Making a personal budget is beneficial in that it allows you to see whether your expenditures fit within your income. A personal budget also can reduce the temptation to overspend, since you know how much money you must allot for your bills. Both of these advantages of budgets may make it easier to reach personal and financial goals.
The first step in planning a budget is to write down all of your purchases regardless of their price. Then tally fixed expenses like your utility bills or mortgage. Third, add your purchases total to your fixed expenses total. Calculate your total net income. Lastly, subtract the purchases and expenses combined total from the net income. You must make adjustments to your expenditures or increase your net income if the result is a negative balance.
After tracking your expenses for a minimum of one month, you should have a rough estimate of how much you might spend in each category (e.g., clothes, food, medical expenses) in the future. Continue to track your expenses over the next six months. If the true expenditure in each category exceeds your estimate, put a higher percentage of your income toward that category.
As you track your expenses for your budget, you discover what items have been important to you. For example, if you value organic produce, you may see that you spend more on food than someone who does not buy organic items. Implementing a budget thus means you make adjustments based on personal values. Any time you reduce or eliminate funds in a budget category, you indicate that the category is not as important.
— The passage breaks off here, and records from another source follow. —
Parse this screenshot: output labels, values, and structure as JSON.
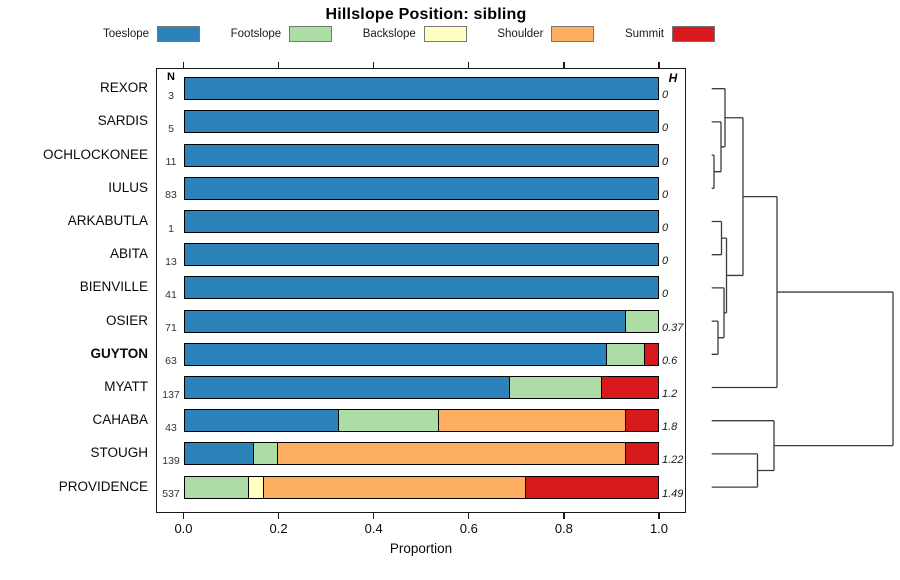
{
  "chart_data": {
    "type": "bar",
    "orientation": "horizontal-stacked",
    "title": "Hillslope Position: sibling",
    "xlabel": "Proportion",
    "xlim": [
      0.0,
      1.0
    ],
    "x_ticks": [
      "0.0",
      "0.2",
      "0.4",
      "0.6",
      "0.8",
      "1.0"
    ],
    "grid": false,
    "legend_position": "top",
    "n_header": "N",
    "h_header": "H",
    "classes": [
      {
        "label": "Toeslope",
        "color": "#2B83BA"
      },
      {
        "label": "Footslope",
        "color": "#ABDDA4"
      },
      {
        "label": "Backslope",
        "color": "#FFFFBF"
      },
      {
        "label": "Shoulder",
        "color": "#FDAE61"
      },
      {
        "label": "Summit",
        "color": "#D7191C"
      }
    ],
    "rows": [
      {
        "label": "REXOR",
        "n": "3",
        "h": "0",
        "bold": false,
        "segments": [
          {
            "class": "Toeslope",
            "p": 1.0
          }
        ]
      },
      {
        "label": "SARDIS",
        "n": "5",
        "h": "0",
        "bold": false,
        "segments": [
          {
            "class": "Toeslope",
            "p": 1.0
          }
        ]
      },
      {
        "label": "OCHLOCKONEE",
        "n": "11",
        "h": "0",
        "bold": false,
        "segments": [
          {
            "class": "Toeslope",
            "p": 1.0
          }
        ]
      },
      {
        "label": "IULUS",
        "n": "83",
        "h": "0",
        "bold": false,
        "segments": [
          {
            "class": "Toeslope",
            "p": 1.0
          }
        ]
      },
      {
        "label": "ARKABUTLA",
        "n": "1",
        "h": "0",
        "bold": false,
        "segments": [
          {
            "class": "Toeslope",
            "p": 1.0
          }
        ]
      },
      {
        "label": "ABITA",
        "n": "13",
        "h": "0",
        "bold": false,
        "segments": [
          {
            "class": "Toeslope",
            "p": 1.0
          }
        ]
      },
      {
        "label": "BIENVILLE",
        "n": "41",
        "h": "0",
        "bold": false,
        "segments": [
          {
            "class": "Toeslope",
            "p": 1.0
          }
        ]
      },
      {
        "label": "OSIER",
        "n": "71",
        "h": "0.37",
        "bold": false,
        "segments": [
          {
            "class": "Toeslope",
            "p": 0.93
          },
          {
            "class": "Footslope",
            "p": 0.07
          }
        ]
      },
      {
        "label": "GUYTON",
        "n": "63",
        "h": "0.6",
        "bold": true,
        "segments": [
          {
            "class": "Toeslope",
            "p": 0.89
          },
          {
            "class": "Footslope",
            "p": 0.08
          },
          {
            "class": "Summit",
            "p": 0.03
          }
        ]
      },
      {
        "label": "MYATT",
        "n": "137",
        "h": "1.2",
        "bold": false,
        "segments": [
          {
            "class": "Toeslope",
            "p": 0.685
          },
          {
            "class": "Footslope",
            "p": 0.195
          },
          {
            "class": "Summit",
            "p": 0.12
          }
        ]
      },
      {
        "label": "CAHABA",
        "n": "43",
        "h": "1.8",
        "bold": false,
        "segments": [
          {
            "class": "Toeslope",
            "p": 0.325
          },
          {
            "class": "Footslope",
            "p": 0.21
          },
          {
            "class": "Shoulder",
            "p": 0.395
          },
          {
            "class": "Summit",
            "p": 0.07
          }
        ]
      },
      {
        "label": "STOUGH",
        "n": "139",
        "h": "1.22",
        "bold": false,
        "segments": [
          {
            "class": "Toeslope",
            "p": 0.145
          },
          {
            "class": "Footslope",
            "p": 0.05
          },
          {
            "class": "Shoulder",
            "p": 0.735
          },
          {
            "class": "Summit",
            "p": 0.07
          }
        ]
      },
      {
        "label": "PROVIDENCE",
        "n": "537",
        "h": "1.49",
        "bold": false,
        "segments": [
          {
            "class": "Footslope",
            "p": 0.135
          },
          {
            "class": "Backslope",
            "p": 0.03
          },
          {
            "class": "Shoulder",
            "p": 0.555
          },
          {
            "class": "Summit",
            "p": 0.28
          }
        ]
      }
    ],
    "dendrogram": {
      "line_color": "#3c3c3c",
      "merges": [
        {
          "id": "M0",
          "x": 714,
          "a": "L2",
          "b": "L3"
        },
        {
          "id": "M1",
          "x": 721,
          "a": "L1",
          "b": "M0"
        },
        {
          "id": "M2",
          "x": 725,
          "a": "L0",
          "b": "M1"
        },
        {
          "id": "M3",
          "x": 721.5,
          "a": "L4",
          "b": "L5"
        },
        {
          "id": "M4",
          "x": 718,
          "a": "L7",
          "b": "L8"
        },
        {
          "id": "M5",
          "x": 724,
          "a": "L6",
          "b": "M4"
        },
        {
          "id": "M6",
          "x": 726.5,
          "a": "M3",
          "b": "M5"
        },
        {
          "id": "M7",
          "x": 743,
          "a": "M2",
          "b": "M6"
        },
        {
          "id": "M8",
          "x": 777,
          "a": "M7",
          "b": "L9"
        },
        {
          "id": "M9",
          "x": 757.5,
          "a": "L11",
          "b": "L12"
        },
        {
          "id": "M10",
          "x": 774,
          "a": "L10",
          "b": "M9"
        },
        {
          "id": "M11",
          "x": 893,
          "a": "M8",
          "b": "M10"
        }
      ]
    }
  }
}
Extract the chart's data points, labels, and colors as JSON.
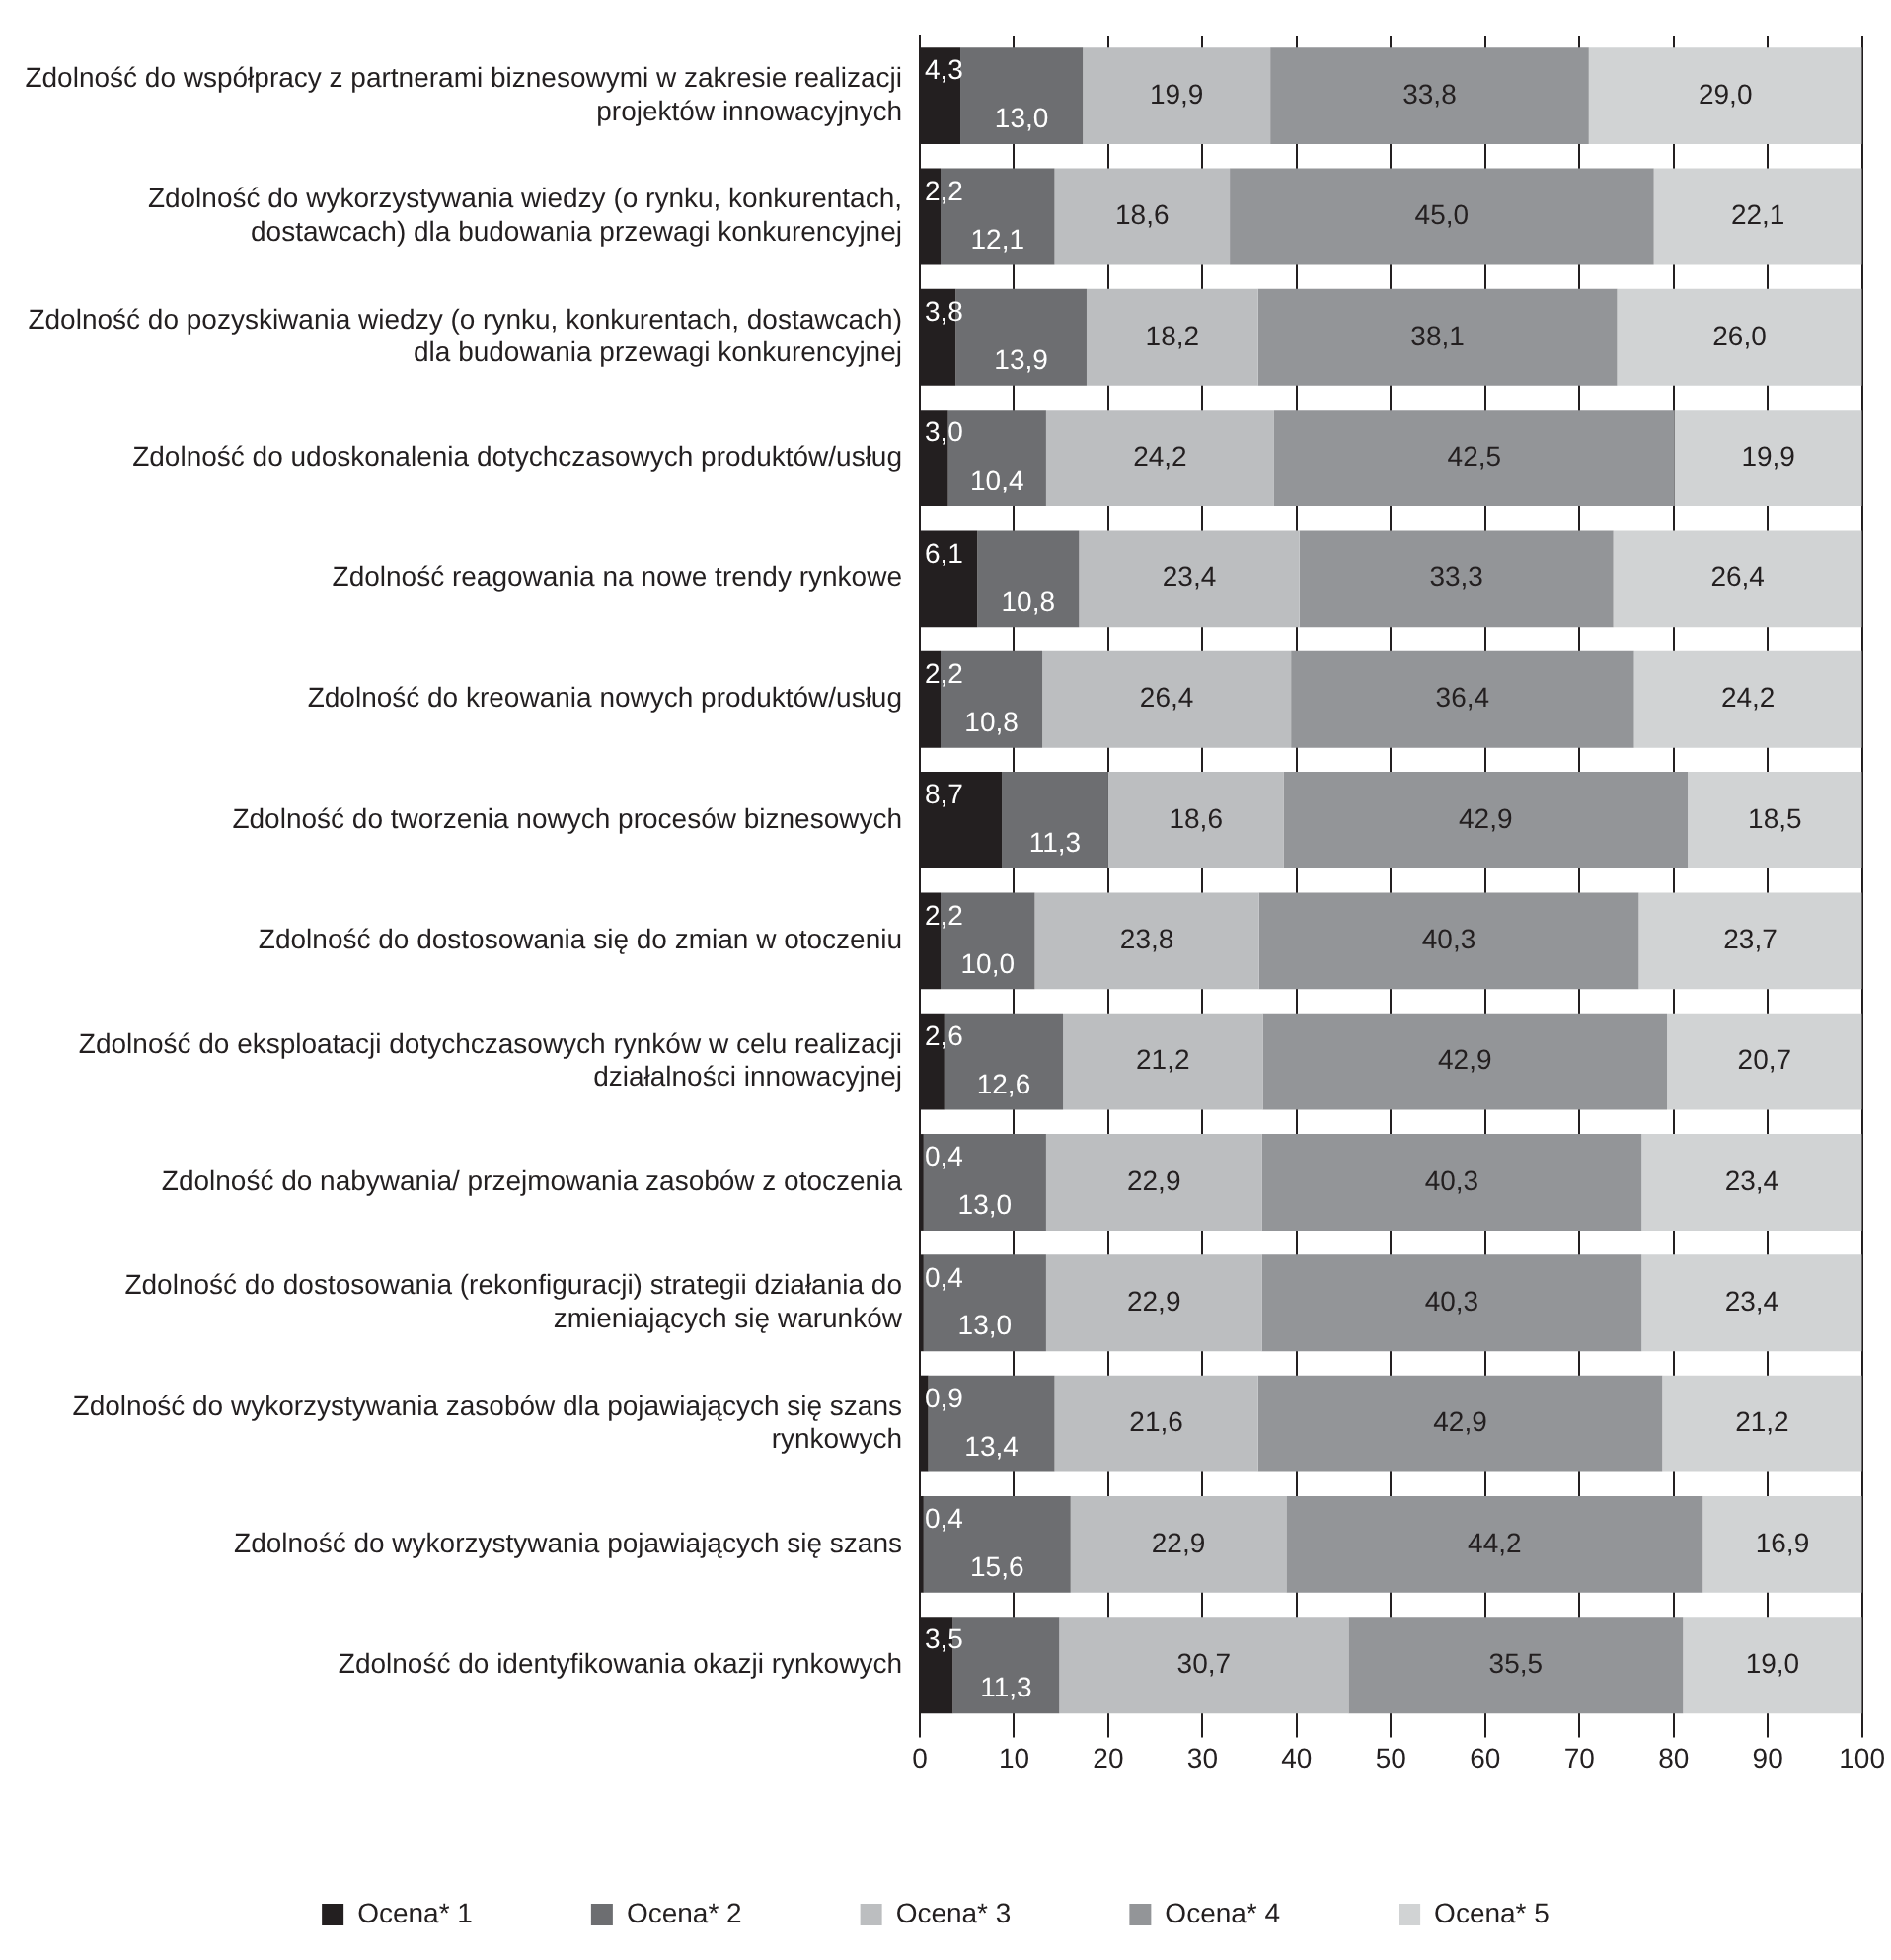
{
  "chart_data": {
    "type": "bar",
    "orientation": "horizontal",
    "stacked": true,
    "grid": "x",
    "legend": "bottom",
    "categories": [
      "Zdolność do współpracy z partnerami biznesowymi w zakresie realizacji projektów innowacyjnych",
      "Zdolność do wykorzystywania wiedzy (o rynku, konkurentach, dostawcach) dla budowania przewagi konkurencyjnej",
      "Zdolność do pozyskiwania wiedzy (o rynku, konkurentach, dostawcach) dla budowania przewagi konkurencyjnej",
      "Zdolność do udoskonalenia dotychczasowych produktów/usług",
      "Zdolność reagowania na nowe trendy rynkowe",
      "Zdolność do kreowania nowych produktów/usług",
      "Zdolność do tworzenia nowych procesów biznesowych",
      "Zdolność do dostosowania się do zmian w otoczeniu",
      "Zdolność do eksploatacji dotychczasowych rynków w celu realizacji działalności innowacyjnej",
      "Zdolność do nabywania/ przejmowania zasobów z otoczenia",
      "Zdolność do dostosowania (rekonfiguracji) strategii działania do zmieniających się warunków",
      "Zdolność do wykorzystywania zasobów dla pojawiających się szans rynkowych",
      "Zdolność do wykorzystywania pojawiających się szans",
      "Zdolność do identyfikowania okazji rynkowych"
    ],
    "series": [
      {
        "name": "Ocena* 1",
        "color": "#231f20",
        "values": [
          4.3,
          2.2,
          3.8,
          3.0,
          6.1,
          2.2,
          8.7,
          2.2,
          2.6,
          0.4,
          0.4,
          0.9,
          0.4,
          3.5
        ],
        "value_labels": [
          "4,3",
          "2,2",
          "3,8",
          "3,0",
          "6,1",
          "2,2",
          "8,7",
          "2,2",
          "2,6",
          "0,4",
          "0,4",
          "0,9",
          "0,4",
          "3,5"
        ]
      },
      {
        "name": "Ocena* 2",
        "color": "#6d6e71",
        "values": [
          13.0,
          12.1,
          13.9,
          10.4,
          10.8,
          10.8,
          11.3,
          10.0,
          12.6,
          13.0,
          13.0,
          13.4,
          15.6,
          11.3
        ],
        "value_labels": [
          "13,0",
          "12,1",
          "13,9",
          "10,4",
          "10,8",
          "10,8",
          "11,3",
          "10,0",
          "12,6",
          "13,0",
          "13,0",
          "13,4",
          "15,6",
          "11,3"
        ]
      },
      {
        "name": "Ocena* 3",
        "color": "#bcbec0",
        "values": [
          19.9,
          18.6,
          18.2,
          24.2,
          23.4,
          26.4,
          18.6,
          23.8,
          21.2,
          22.9,
          22.9,
          21.6,
          22.9,
          30.7
        ],
        "value_labels": [
          "19,9",
          "18,6",
          "18,2",
          "24,2",
          "23,4",
          "26,4",
          "18,6",
          "23,8",
          "21,2",
          "22,9",
          "22,9",
          "21,6",
          "22,9",
          "30,7"
        ]
      },
      {
        "name": "Ocena* 4",
        "color": "#939598",
        "values": [
          33.8,
          45.0,
          38.1,
          42.5,
          33.3,
          36.4,
          42.9,
          40.3,
          42.9,
          40.3,
          40.3,
          42.9,
          44.2,
          35.5
        ],
        "value_labels": [
          "33,8",
          "45,0",
          "38,1",
          "42,5",
          "33,3",
          "36,4",
          "42,9",
          "40,3",
          "42,9",
          "40,3",
          "40,3",
          "42,9",
          "44,2",
          "35,5"
        ]
      },
      {
        "name": "Ocena* 5",
        "color": "#d1d3d4",
        "values": [
          29.0,
          22.1,
          26.0,
          19.9,
          26.4,
          24.2,
          18.5,
          23.7,
          20.7,
          23.4,
          23.4,
          21.2,
          16.9,
          19.0
        ],
        "value_labels": [
          "29,0",
          "22,1",
          "26,0",
          "19,9",
          "26,4",
          "24,2",
          "18,5",
          "23,7",
          "20,7",
          "23,4",
          "23,4",
          "21,2",
          "16,9",
          "19,0"
        ]
      }
    ],
    "xlim": [
      0,
      100
    ],
    "xticks": [
      0,
      10,
      20,
      30,
      40,
      50,
      60,
      70,
      80,
      90,
      100
    ]
  }
}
Budgeting as a Continuous Process
Personal budget planning and implementation is not a "do-it-and-leave-it" activity. Over time, circumstances may change, or items that were priorities may become less important. It also takes time to gather data you need to form the budget and to analyze how effective your budget is. It is not unusual to be adjusting a budget throughout the entire year. Be realistic about what it will take to put the budget together so you can plan to use your resources appropriately.
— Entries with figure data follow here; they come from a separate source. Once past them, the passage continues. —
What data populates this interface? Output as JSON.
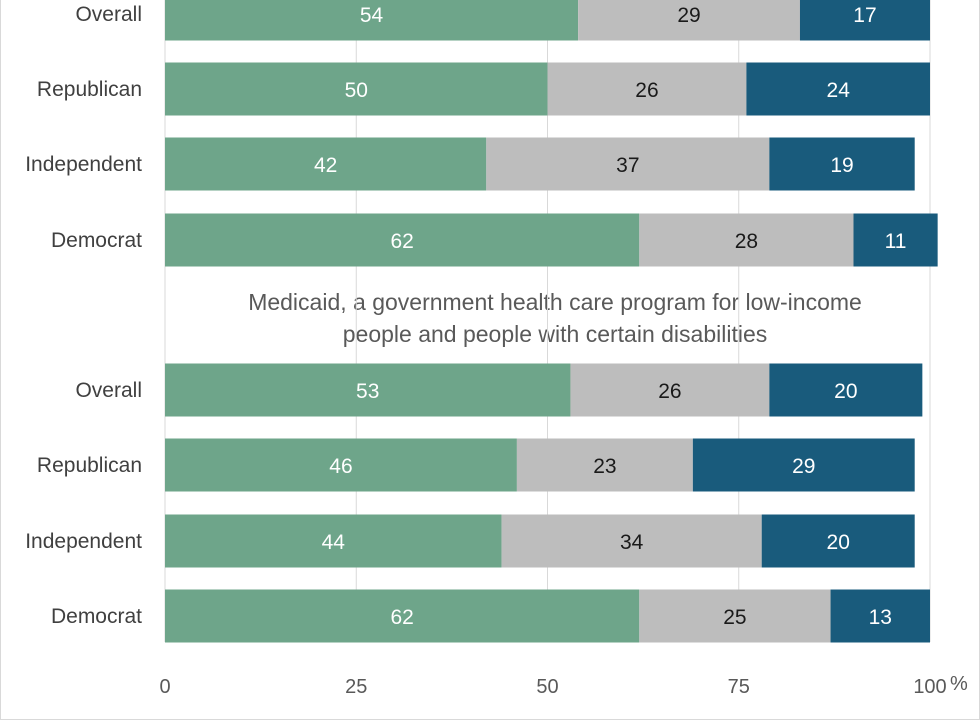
{
  "chart_data": {
    "type": "bar",
    "orientation": "horizontal",
    "stacked": true,
    "xlim": [
      0,
      100
    ],
    "x_ticks": [
      "0",
      "25",
      "50",
      "75",
      "100"
    ],
    "x_unit_label": "%",
    "grid": true,
    "colors": [
      "#6ea58a",
      "#bdbdbd",
      "#195b7c"
    ],
    "panels": [
      {
        "title_lines": [],
        "categories": [
          "Overall",
          "Republican",
          "Independent",
          "Democrat"
        ],
        "series": [
          {
            "values": [
              54,
              50,
              42,
              62
            ]
          },
          {
            "values": [
              29,
              26,
              37,
              28
            ]
          },
          {
            "values": [
              17,
              24,
              19,
              11
            ]
          }
        ]
      },
      {
        "title_lines": [
          "Medicaid, a government health care program for low-income",
          "people and people with certain disabilities"
        ],
        "categories": [
          "Overall",
          "Republican",
          "Independent",
          "Democrat"
        ],
        "series": [
          {
            "values": [
              53,
              46,
              44,
              62
            ]
          },
          {
            "values": [
              26,
              23,
              34,
              25
            ]
          },
          {
            "values": [
              20,
              29,
              20,
              13
            ]
          }
        ]
      }
    ]
  }
}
In most cases, planning and implementing a simple personal budget does not require assistance. However, some people who need a budget the most -- those who are experiencing financial difficulty -- benefit from having someone else review their finances. Independent contractors and companies will provide budget counseling for a fee. These individuals and companies know how to streamline the budgeting process and can make suggestions for how to make your budget more efficient and practical. The more money involved in the budget, or the higher the debt-to-income ratio, the more sense it makes to enlist the aid of such professionals, as there is financially more at risk.